Those tissue thin pastry sheets layered, stacked, wrapped and coiled into an endless variety of toothsome savory and sweet snacks, breakfast-to-goes, sides and entrees, Filo, Fillo, Phyllo is translated from the Greek, “leaf” and neatly describes this transparent pastry.
The earliest recipes and reference to stacking thin layers of dough was with nuts and honey, by the ancient Greeks as the sweetmeat called “gastrin”. Gastrin, a Cretan dessert described by Athenaeus in 500BC called for three thin layers of dough stacked with nuts, sesame and poppy seeds, and doused with honey.
Made from hard wheat flour, water and white vinegar, raki (a distilled alcohol) or lemon juice and salt, it is hard to believe that such a versatile and intricate pastry can be rolled, stretched or flattened into so many forms. The secret is butter or olive oil spread on alternate layers before the filling is laid and subsequent layers to finish off the dish.
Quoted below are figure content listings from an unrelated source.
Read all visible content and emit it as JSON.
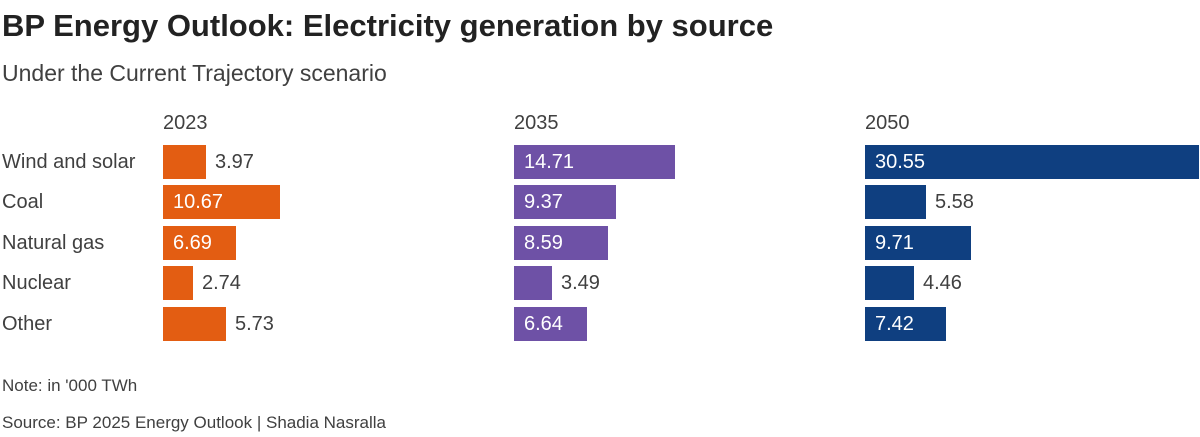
{
  "title": "BP Energy Outlook: Electricity generation by source",
  "subtitle": "Under the Current Trajectory scenario",
  "note": "Note: in '000 TWh",
  "source": "Source: BP 2025 Energy Outlook | Shadia Nasralla",
  "chart_data": {
    "type": "bar",
    "orientation": "horizontal",
    "layout": "small-multiples",
    "categories": [
      "Wind and solar",
      "Coal",
      "Natural gas",
      "Nuclear",
      "Other"
    ],
    "xlim": [
      0,
      30.55
    ],
    "series": [
      {
        "name": "2023",
        "color": "#e35d12",
        "values": [
          3.97,
          10.67,
          6.69,
          2.74,
          5.73
        ]
      },
      {
        "name": "2035",
        "color": "#6e51a6",
        "values": [
          14.71,
          9.37,
          8.59,
          3.49,
          6.64
        ]
      },
      {
        "name": "2050",
        "color": "#0f3f80",
        "values": [
          30.55,
          5.58,
          9.71,
          4.46,
          7.42
        ]
      }
    ],
    "units": "'000 TWh"
  }
}
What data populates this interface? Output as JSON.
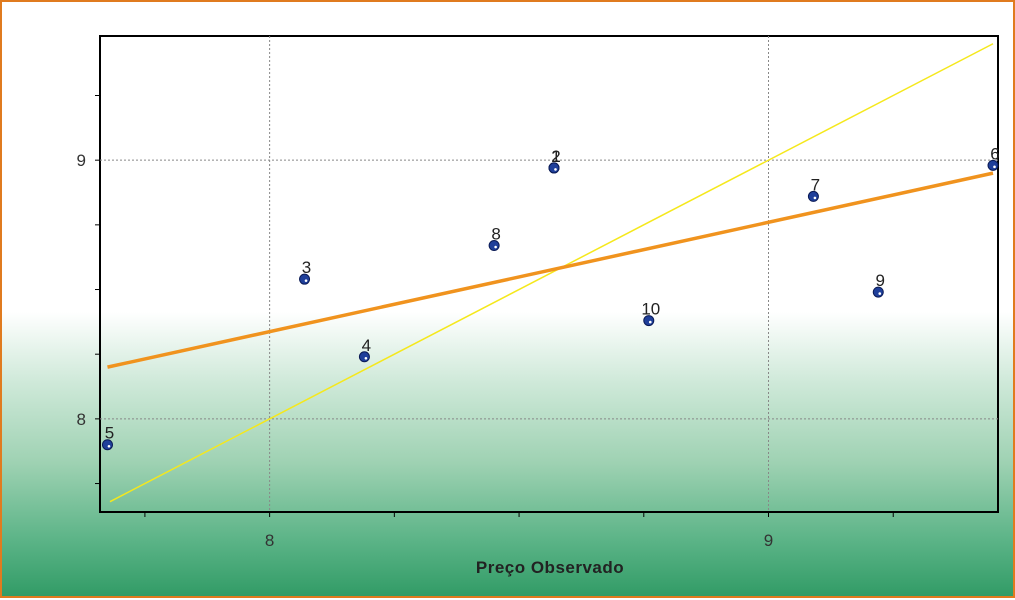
{
  "chart_data": {
    "type": "scatter",
    "title": "",
    "xlabel": "Preço Observado",
    "ylabel": "",
    "xlim": [
      7.66,
      9.46
    ],
    "ylim": [
      7.64,
      9.48
    ],
    "x_ticks": [
      8,
      9
    ],
    "x_tick_labels": [
      "8",
      "9"
    ],
    "y_ticks": [
      8,
      9
    ],
    "y_tick_labels": [
      "8",
      "9"
    ],
    "grid": true,
    "points": [
      {
        "label": "1",
        "x": 8.57,
        "y": 8.97
      },
      {
        "label": "2",
        "x": 8.57,
        "y": 8.97
      },
      {
        "label": "3",
        "x": 8.07,
        "y": 8.54
      },
      {
        "label": "4",
        "x": 8.19,
        "y": 8.24
      },
      {
        "label": "5",
        "x": 7.675,
        "y": 7.9
      },
      {
        "label": "6",
        "x": 9.45,
        "y": 8.98
      },
      {
        "label": "7",
        "x": 9.09,
        "y": 8.86
      },
      {
        "label": "8",
        "x": 8.45,
        "y": 8.67
      },
      {
        "label": "9",
        "x": 9.22,
        "y": 8.49
      },
      {
        "label": "10",
        "x": 8.76,
        "y": 8.38
      }
    ],
    "regression_line": {
      "x": [
        7.675,
        9.45
      ],
      "y": [
        8.2,
        8.95
      ],
      "color": "#f0931e"
    },
    "identity_line": {
      "x": [
        7.68,
        9.45
      ],
      "y": [
        7.68,
        9.45
      ],
      "color": "#f5e81c"
    },
    "point_color": "#1f3f9a"
  }
}
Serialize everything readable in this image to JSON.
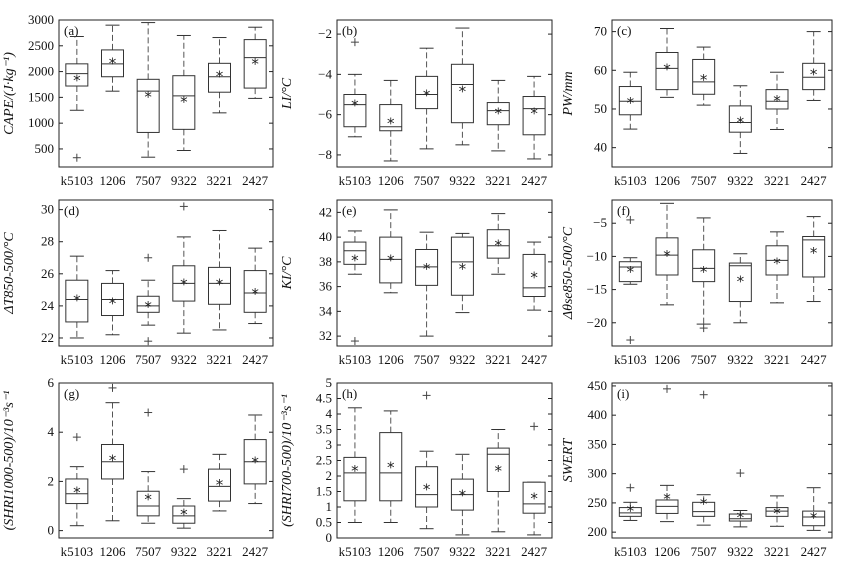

At the Gardens, we sampled all the commercially prepared filo before selecting Athens brand as our standard. Prepared in two thicknesses, thin and thick, we us the thin style in layered and folded recipes and the thick in twisted recipes. Yes, we have made film from scratch “opening” first with a rolling pin and followed by a series of stretchings allowing the sheets to “rest” in between.